U.S. federal agents allegedly allowed the Sinaloa drug cartel to traffic several tons of cocaine into the United States in exchange for information about rival cartels, according to court documents filed in a U.S. federal court.

The allegations are part of the defense of Vicente Zambada-Niebla, who was extradited to the United States to face drug-trafficking charges in Chicago. He is also a top lieutenant of drug kingpin Joaquin “Chapo” Guzman and the son of Ismael “Mayo” Zambada-Garcia, believed to be the brains behind the Sinaloa cartel…Zambada-Niebla claims he was permitted to smuggle drugs from 2004 until his arrest in 2009…

According to the court documents, Mexican lawyer Humberto Loya-Castro, another high-level Sinaloa cartel leader, had his 1995 U.S. drug-trafficking case dismissed in 2008 after serving as an informant for 10 years for the U.S. government…

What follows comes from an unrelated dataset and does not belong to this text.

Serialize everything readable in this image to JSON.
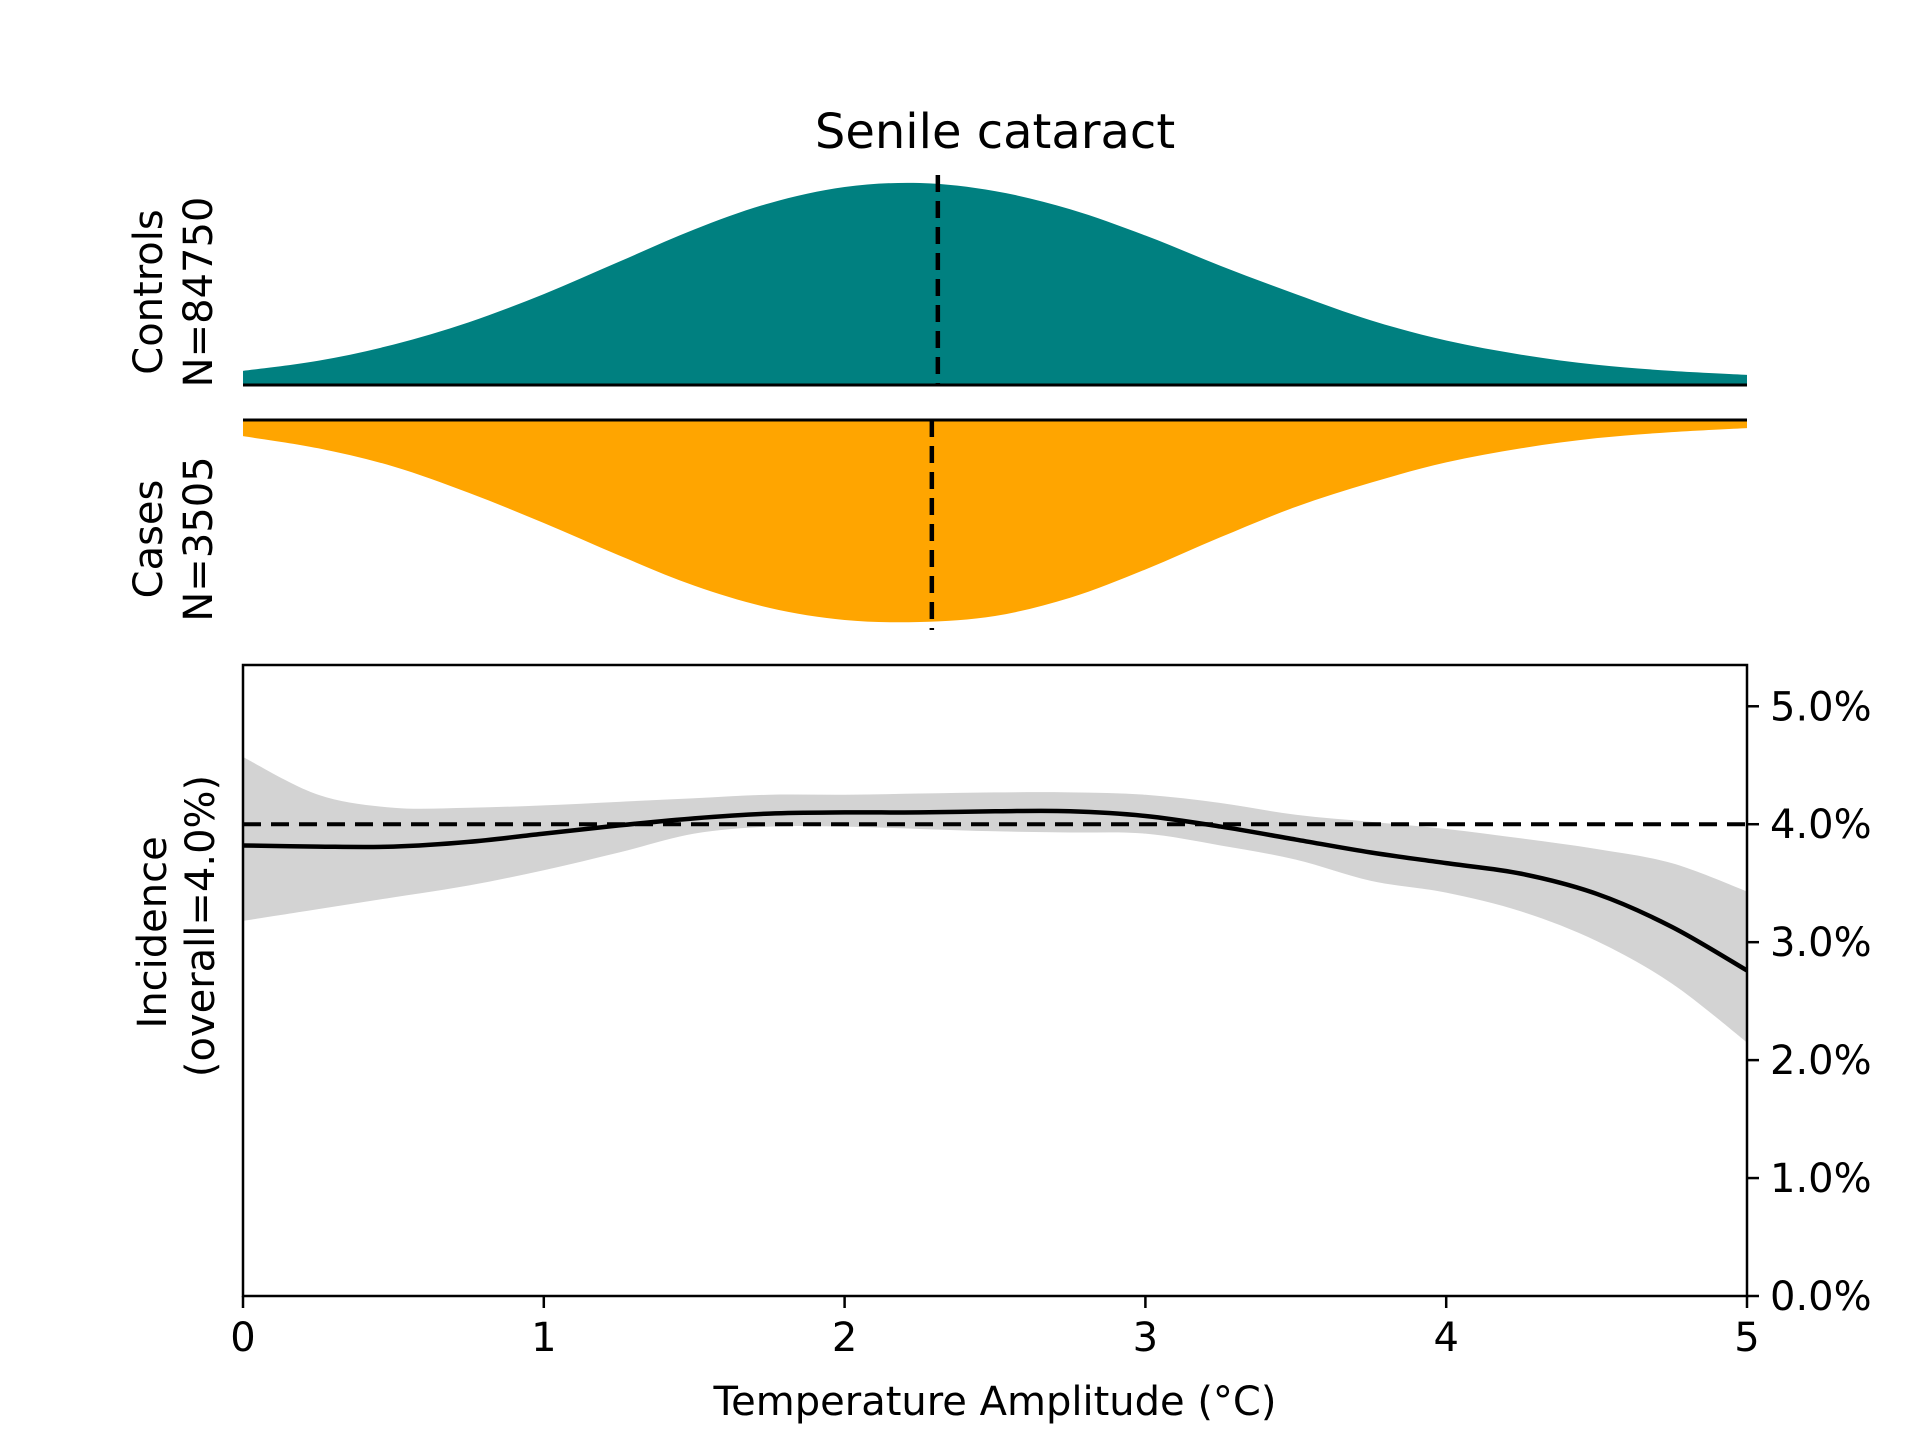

Loya himself continued his drug trafficking activities with the knowledge of the United States government without being arrested or prosecuted,” the court documents state.

Just get the same sleazy lawyers that helped Ollie North get beyond his “Drugs for Guns” conviction. The courts will roll over. The DEA, the FBI and the rest will continue corrupt policies untouched.